Betting Basics

What Is Juice or Vig in Sports Betting?

Juice (also called vig, short for vigorish) is the fee the sportsbook charges to accept your bet — it's how they guarantee a profit regardless of who wins.

When you see a standard bet priced at -110, the extra $10 you pay to win $100 is the juice. It's not a service fee you see on a receipt — it's baked into the price of every bet. Here's the math. If two bettors each put $110 on opposite sides of a -110 line, the book takes in $220. The winner gets paid $210. The book pockets $10, no matter which side won. That $10 on $220 of handle is roughly a 4.5% margin. Multiply that across millions of bets, and you understand why sportsbooks are profitable businesses. The juice is the engine.

Example

You and a friend bet opposite sides of a Lakers-Nuggets total. You bet the over at -110, your friend bets the under at -110. You each risk $110. Lakers-Nuggets goes over — you win $100, your friend loses $110. The sportsbook keeps the $10 difference. That $10 is the vig.

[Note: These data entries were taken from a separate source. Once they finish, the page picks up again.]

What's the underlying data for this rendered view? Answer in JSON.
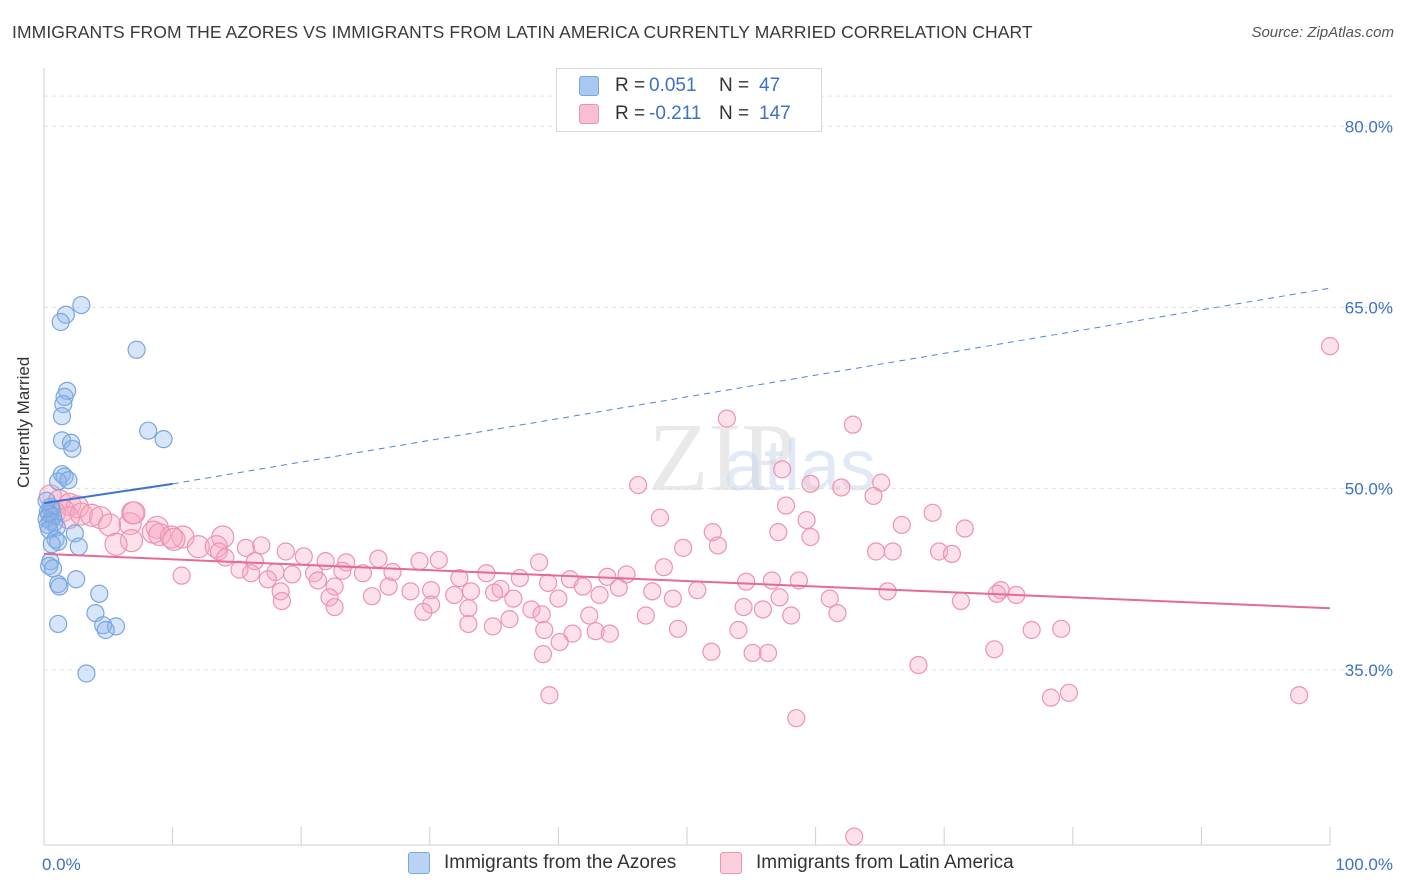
{
  "title": "IMMIGRANTS FROM THE AZORES VS IMMIGRANTS FROM LATIN AMERICA CURRENTLY MARRIED CORRELATION CHART",
  "source": "Source: ZipAtlas.com",
  "watermark": "ZIPatlas",
  "legend": {
    "rows": [
      {
        "r_label": "R =",
        "r_value": "0.051",
        "n_label": "N =",
        "n_value": "47",
        "color": "#a8c8f0",
        "border": "#7aa6e0"
      },
      {
        "r_label": "R =",
        "r_value": "-0.211",
        "n_label": "N =",
        "n_value": "147",
        "color": "#f8bfd0",
        "border": "#ee93b0"
      }
    ]
  },
  "bottom_legend": [
    {
      "label": "Immigrants from the Azores",
      "color": "#b9d3f3",
      "border": "#7aa6e0"
    },
    {
      "label": "Immigrants from Latin America",
      "color": "#fbd0dc",
      "border": "#ee93b0"
    }
  ],
  "chart_data": {
    "type": "scatter",
    "xlabel": "",
    "ylabel": "Currently Married",
    "x_ticks": [
      "0.0%",
      "100.0%"
    ],
    "y_ticks": [
      "80.0%",
      "65.0%",
      "50.0%",
      "35.0%"
    ],
    "y_tick_values": [
      80,
      65,
      50,
      35
    ],
    "xlim": [
      0,
      100
    ],
    "ylim": [
      20.5,
      84
    ],
    "grid": true,
    "series": [
      {
        "name": "Immigrants from the Azores",
        "color": "#7aa6e0",
        "fill": "rgba(140,180,235,0.35)",
        "trend_solid": {
          "x": [
            0,
            10
          ],
          "y": [
            48.8,
            50.4
          ]
        },
        "trend_dashed": {
          "x": [
            10,
            100
          ],
          "y": [
            50.4,
            66.6
          ]
        },
        "points": [
          [
            2.9,
            65.2
          ],
          [
            1.7,
            64.4
          ],
          [
            1.3,
            63.8
          ],
          [
            7.2,
            61.5
          ],
          [
            1.8,
            58.1
          ],
          [
            1.6,
            57.6
          ],
          [
            1.5,
            57.0
          ],
          [
            1.4,
            56.0
          ],
          [
            8.1,
            54.8
          ],
          [
            9.3,
            54.1
          ],
          [
            1.4,
            54.0
          ],
          [
            2.1,
            53.8
          ],
          [
            2.2,
            53.3
          ],
          [
            1.4,
            51.2
          ],
          [
            1.6,
            51.0
          ],
          [
            1.1,
            50.6
          ],
          [
            1.9,
            50.7
          ],
          [
            0.5,
            48.5
          ],
          [
            0.6,
            48.3
          ],
          [
            0.3,
            48.1
          ],
          [
            0.4,
            47.9
          ],
          [
            0.7,
            47.7
          ],
          [
            0.2,
            47.5
          ],
          [
            0.5,
            47.3
          ],
          [
            0.8,
            47.2
          ],
          [
            0.3,
            47.0
          ],
          [
            1.0,
            46.8
          ],
          [
            0.4,
            46.6
          ],
          [
            2.4,
            46.3
          ],
          [
            0.9,
            45.8
          ],
          [
            1.1,
            45.6
          ],
          [
            0.6,
            45.4
          ],
          [
            2.7,
            45.2
          ],
          [
            0.5,
            44.0
          ],
          [
            0.4,
            43.6
          ],
          [
            0.7,
            43.4
          ],
          [
            2.5,
            42.5
          ],
          [
            1.1,
            42.1
          ],
          [
            1.2,
            41.9
          ],
          [
            4.3,
            41.3
          ],
          [
            4.0,
            39.7
          ],
          [
            1.1,
            38.8
          ],
          [
            4.6,
            38.7
          ],
          [
            5.6,
            38.6
          ],
          [
            4.8,
            38.3
          ],
          [
            3.3,
            34.7
          ],
          [
            0.2,
            49.0
          ]
        ]
      },
      {
        "name": "Immigrants from Latin America",
        "color": "#ee93b0",
        "fill": "rgba(246,170,195,0.35)",
        "trend_solid": {
          "x": [
            0,
            100
          ],
          "y": [
            44.6,
            40.1
          ]
        },
        "points": [
          [
            100,
            61.8
          ],
          [
            53.1,
            55.8
          ],
          [
            62.9,
            55.3
          ],
          [
            57.4,
            51.6
          ],
          [
            59.6,
            50.4
          ],
          [
            46.2,
            50.3
          ],
          [
            65.1,
            50.5
          ],
          [
            62.0,
            50.1
          ],
          [
            64.5,
            49.4
          ],
          [
            0.5,
            49.4
          ],
          [
            1.2,
            49.0
          ],
          [
            2.0,
            48.7
          ],
          [
            2.6,
            48.5
          ],
          [
            1.5,
            48.2
          ],
          [
            0.8,
            48.0
          ],
          [
            2.9,
            47.9
          ],
          [
            3.7,
            47.8
          ],
          [
            1.9,
            47.6
          ],
          [
            4.4,
            47.6
          ],
          [
            47.9,
            47.6
          ],
          [
            59.3,
            47.4
          ],
          [
            69.1,
            48.0
          ],
          [
            6.9,
            48.0
          ],
          [
            57.7,
            48.6
          ],
          [
            5.1,
            47.0
          ],
          [
            6.7,
            47.1
          ],
          [
            8.8,
            46.8
          ],
          [
            66.7,
            47.0
          ],
          [
            8.5,
            46.4
          ],
          [
            9.0,
            46.2
          ],
          [
            10.8,
            46.0
          ],
          [
            13.9,
            46.0
          ],
          [
            9.9,
            46.0
          ],
          [
            6.8,
            45.7
          ],
          [
            5.6,
            45.4
          ],
          [
            10.1,
            45.8
          ],
          [
            52.0,
            46.4
          ],
          [
            57.1,
            46.4
          ],
          [
            59.6,
            46.0
          ],
          [
            71.6,
            46.7
          ],
          [
            52.4,
            45.3
          ],
          [
            49.7,
            45.1
          ],
          [
            12.0,
            45.2
          ],
          [
            13.4,
            45.2
          ],
          [
            15.7,
            45.1
          ],
          [
            16.9,
            45.3
          ],
          [
            18.8,
            44.8
          ],
          [
            20.2,
            44.4
          ],
          [
            13.6,
            44.8
          ],
          [
            14.1,
            44.3
          ],
          [
            16.4,
            44.0
          ],
          [
            21.9,
            44.0
          ],
          [
            23.5,
            43.9
          ],
          [
            26.0,
            44.2
          ],
          [
            29.2,
            44.0
          ],
          [
            30.7,
            44.1
          ],
          [
            38.5,
            43.9
          ],
          [
            48.2,
            43.5
          ],
          [
            64.7,
            44.8
          ],
          [
            66.0,
            44.8
          ],
          [
            69.6,
            44.8
          ],
          [
            70.6,
            44.6
          ],
          [
            15.2,
            43.3
          ],
          [
            16.1,
            43.0
          ],
          [
            18.0,
            43.1
          ],
          [
            19.3,
            42.9
          ],
          [
            21.0,
            43.0
          ],
          [
            23.2,
            43.2
          ],
          [
            24.8,
            43.0
          ],
          [
            27.1,
            43.1
          ],
          [
            32.3,
            42.6
          ],
          [
            34.4,
            43.0
          ],
          [
            37.0,
            42.6
          ],
          [
            40.9,
            42.5
          ],
          [
            43.8,
            42.7
          ],
          [
            45.3,
            42.9
          ],
          [
            54.6,
            42.3
          ],
          [
            56.6,
            42.4
          ],
          [
            58.7,
            42.4
          ],
          [
            10.7,
            42.8
          ],
          [
            17.4,
            42.5
          ],
          [
            21.3,
            42.4
          ],
          [
            22.6,
            41.9
          ],
          [
            26.8,
            41.9
          ],
          [
            28.5,
            41.5
          ],
          [
            30.1,
            41.6
          ],
          [
            35.5,
            41.7
          ],
          [
            39.2,
            42.2
          ],
          [
            41.9,
            41.9
          ],
          [
            44.7,
            41.8
          ],
          [
            47.3,
            41.5
          ],
          [
            50.8,
            41.6
          ],
          [
            65.6,
            41.5
          ],
          [
            74.4,
            41.6
          ],
          [
            75.6,
            41.2
          ],
          [
            18.4,
            41.5
          ],
          [
            22.2,
            41.0
          ],
          [
            25.5,
            41.1
          ],
          [
            31.9,
            41.2
          ],
          [
            33.2,
            41.5
          ],
          [
            35.0,
            41.4
          ],
          [
            36.5,
            40.9
          ],
          [
            40.0,
            40.9
          ],
          [
            43.2,
            41.2
          ],
          [
            30.1,
            40.4
          ],
          [
            33.0,
            40.1
          ],
          [
            37.9,
            40.0
          ],
          [
            48.9,
            40.9
          ],
          [
            57.2,
            41.0
          ],
          [
            61.1,
            40.9
          ],
          [
            71.3,
            40.7
          ],
          [
            74.1,
            41.3
          ],
          [
            18.5,
            40.7
          ],
          [
            22.6,
            40.2
          ],
          [
            29.5,
            39.8
          ],
          [
            36.2,
            39.2
          ],
          [
            38.7,
            39.6
          ],
          [
            42.4,
            39.5
          ],
          [
            46.8,
            39.5
          ],
          [
            55.9,
            40.0
          ],
          [
            61.7,
            39.7
          ],
          [
            54.4,
            40.2
          ],
          [
            58.1,
            39.5
          ],
          [
            33.0,
            38.8
          ],
          [
            34.9,
            38.6
          ],
          [
            38.9,
            38.3
          ],
          [
            41.1,
            38.0
          ],
          [
            42.9,
            38.2
          ],
          [
            44.0,
            38.0
          ],
          [
            49.3,
            38.4
          ],
          [
            54.0,
            38.3
          ],
          [
            51.9,
            36.5
          ],
          [
            55.1,
            36.4
          ],
          [
            56.3,
            36.4
          ],
          [
            73.9,
            36.7
          ],
          [
            76.8,
            38.3
          ],
          [
            79.1,
            38.4
          ],
          [
            40.1,
            37.3
          ],
          [
            38.8,
            36.3
          ],
          [
            68.0,
            35.4
          ],
          [
            79.7,
            33.1
          ],
          [
            78.3,
            32.7
          ],
          [
            97.6,
            32.9
          ],
          [
            39.3,
            32.9
          ],
          [
            58.5,
            31.0
          ],
          [
            63.0,
            21.2
          ],
          [
            7.0,
            48.0
          ]
        ]
      }
    ]
  }
}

What it means for your decision

The juice is the constant tax on every bet you make. It doesn't go away, and it can't be beaten by being right 50% of the time — you need to be right closer to 52.4% just to break even at -110. That's why line shopping and avoiding high-juice markets matter more than most bettors realize. Your decision is always yours.

Frequently asked

Why is it called juice or vig?

Vig is short for vigorish, old slang for the cut taken by bookmakers. Juice is newer industry shorthand for the same thing.

Is the juice always -110?

That's the standard, but books often adjust. You'll see -105, -115, -120 depending on the market and how bets are flowing.

Can you avoid paying juice?

Not entirely, but you can minimize it — line shop across books, look for reduced-juice markets, and avoid parlays where juice compounds.

Does juice exist on moneylines?

Yes, just built in differently. Instead of a flat -110, the favorite and underdog prices add up to more than an even split, and that extra is the book's margin.